Former K-Towners who leave Islam

Recently sister Safiya (Outlines) posted an article about the situation of women who got hurt in the Kharabsheh or “K-Town” community in Jordan; this is the community of Shaikh Nuh Ha Mim Keller’s students who settle in or around his zawiya. One recurring theme, in a comment on that entry and on a blog linked off that entry ([1], [2]), is that there have been a few women who have left Islam after having a miserable time there.

I don’t think this is a convincing argument. For the most part, you can’t blame the people who treated someone badly for them leaving Islam, because the case for Islam is unrelated to the behaviour of any given group of its adherents. A person who leaves Islam in reaction to, say, a husband mistreating her, may think she is spiting her husband but is not really harming him, but only herself. There are, after all, Muslims who bomb underground trains and who have flown planes into buildings, and do far worse things than have been alleged of the two women who are at the centre of most of the allegations about K-Town.

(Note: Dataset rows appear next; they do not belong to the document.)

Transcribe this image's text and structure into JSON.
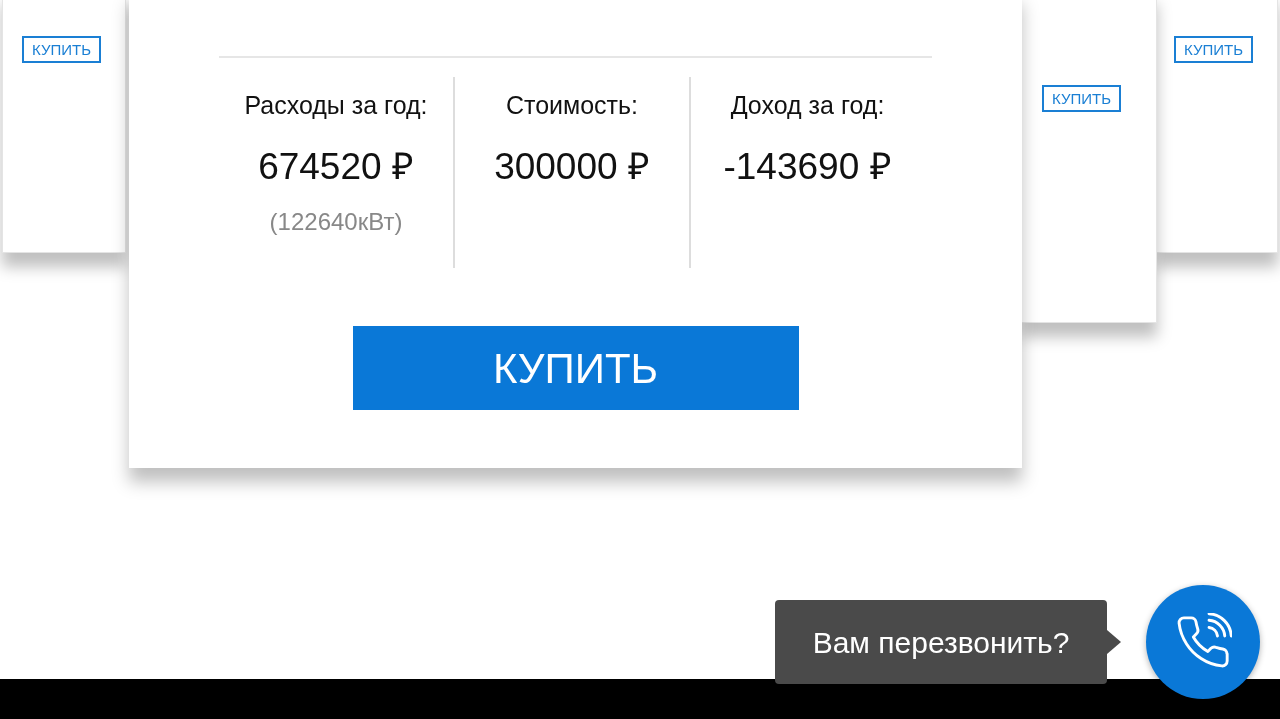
{
  "side_cards": [
    {
      "button": "КУПИТЬ"
    },
    {
      "button": "КУПИТЬ"
    },
    {
      "button": "КУПИТЬ"
    }
  ],
  "main_card": {
    "stats": [
      {
        "label": "Расходы за год:",
        "value": "674520 ₽",
        "note": "(122640кВт)"
      },
      {
        "label": "Стоимость:",
        "value": "300000 ₽"
      },
      {
        "label": "Доход за год:",
        "value": "-143690 ₽"
      }
    ],
    "buy_button": "КУПИТЬ"
  },
  "callback": {
    "tooltip": "Вам перезвонить?"
  }
}
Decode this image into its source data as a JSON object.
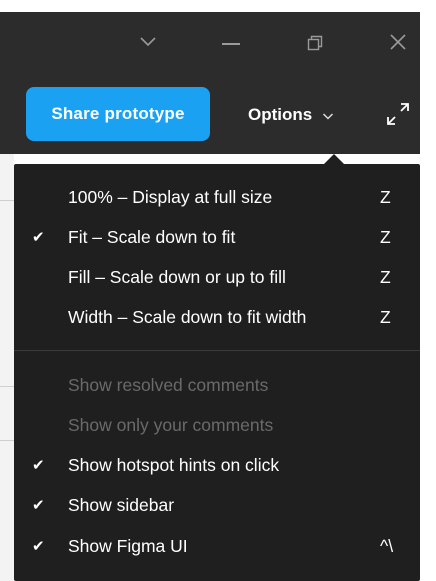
{
  "toolbar": {
    "share_label": "Share prototype",
    "options_label": "Options"
  },
  "menu": {
    "zoom_items": [
      {
        "label": "100% – Display at full size",
        "shortcut": "Z",
        "checked": false
      },
      {
        "label": "Fit – Scale down to fit",
        "shortcut": "Z",
        "checked": true
      },
      {
        "label": "Fill – Scale down or up to fill",
        "shortcut": "Z",
        "checked": false
      },
      {
        "label": "Width – Scale down to fit width",
        "shortcut": "Z",
        "checked": false
      }
    ],
    "view_items": [
      {
        "label": "Show resolved comments",
        "shortcut": "",
        "checked": false,
        "disabled": true
      },
      {
        "label": "Show only your comments",
        "shortcut": "",
        "checked": false,
        "disabled": true
      },
      {
        "label": "Show hotspot hints on click",
        "shortcut": "",
        "checked": true,
        "disabled": false
      },
      {
        "label": "Show sidebar",
        "shortcut": "",
        "checked": true,
        "disabled": false
      },
      {
        "label": "Show Figma UI",
        "shortcut": "^\\",
        "checked": true,
        "disabled": false
      }
    ]
  },
  "colors": {
    "accent": "#1ba1f2",
    "chrome": "#2c2c2c",
    "menu_bg": "#1f1f1f",
    "disabled_text": "#6a6a6a"
  },
  "icons": {
    "titlebar": [
      "chevron-down-icon",
      "minimize-icon",
      "restore-icon",
      "close-icon"
    ],
    "toolbar": [
      "chevron-down-icon",
      "expand-icon"
    ],
    "menu": "checkmark-icon"
  }
}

Two of the three women mentioned who left Islam (assuming that one of the two whose stories are on Umm-ah — [1], [2] — aren’t the same person who writes the Tree Dreamer blog) were having doubts about Islam anyway. A brother (presumably) called Albedo linked an article at Tree Dreamer, noting that the author had become an atheist but had once been “one of our best & brightest” while she was in Jordan. However, I read the article before she withdrew it, and it is clear that she never really believed anyway:

So did I believe in the silly practices of my religion? I’d say I pretty much didn’t. It all struck me as somewhat silly, even at my most fervent. Like the commands about how to sleep. I just slept however I wanted to, without regard for how my head and arms were positioned, or which direction I was facing, and so on. I wanted this religion to be true, and when I was younger I thought it was. Speaking strictly for myself, I knew that if this religion turned out not to be true then it would be my exit from all theism. Core basics like deity and scripture were easy for me to accept – society largely conditions us to be god-believers so that even if we are questioning or disagreeing with our cradle religion or organized religion in general, many of us still say that we believe in some god out there.

The theme of someone leaving Islam after coming to associate it with a particularly unpleasant or rigid variant is not new — the essay The Wahhabi who Loved Beauty gives an example from Saudi Arabia — but it’s not an excuse at the end of the day; a person may be forgiven for it if it’s temporary, but at the end of the day accepting Truth is a duty and this means accepting that the extreme behaviour of one group is not the same as Islam itself. However, the majority of those who have defected from the community in Jordan appear not to have left Islam. I’ve been in contact with one of them. She’s still Muslim and still bringing her kids up Muslim. She’s also quite close to the group which has been bringing scholars from the Middle East to the UK (and perhaps North America) for years. It’s not a conspiracy against Sufism or traditional Islam, which is what I thought it might have been when the allegations started surfacing on Umar Lee’s blog and later on Salafi Burnout early this year. Even if most of the “speaking out” is done anonymously, I know who this woman is and I have no reason to disbelieve her.

Of course, wearing niqab and abstaining from TV are quite legitimate positions in Islam; Shaikh Nuh’s tariqa is not the first I’ve come across who hold to them. It’s not that women are being told to wear niqab and otherwise unostentatious clothing or obey their husbands. The problem seems to be the backbiting and spying, and the fact that serious marital problems, often the men’s fault, are blamed on the women, some of whom have been deceived into marrying in the first place. I can’t personally accuse Shaikh Nuh or the two women involved of anything because I have only met them briefly and my encounters with them were pleasant, but these problems are real and cannot be brushed under the carpet for much longer, even though this is not a cult, let alone a Jonestown type affair, but a dysfunctional tariqa group. It’s not about women leaving Islam; it’s about Muslim women getting hurt, and it risks undoing a lot of the good work that has been done to promote classical Islam and Sufism since the 1990s.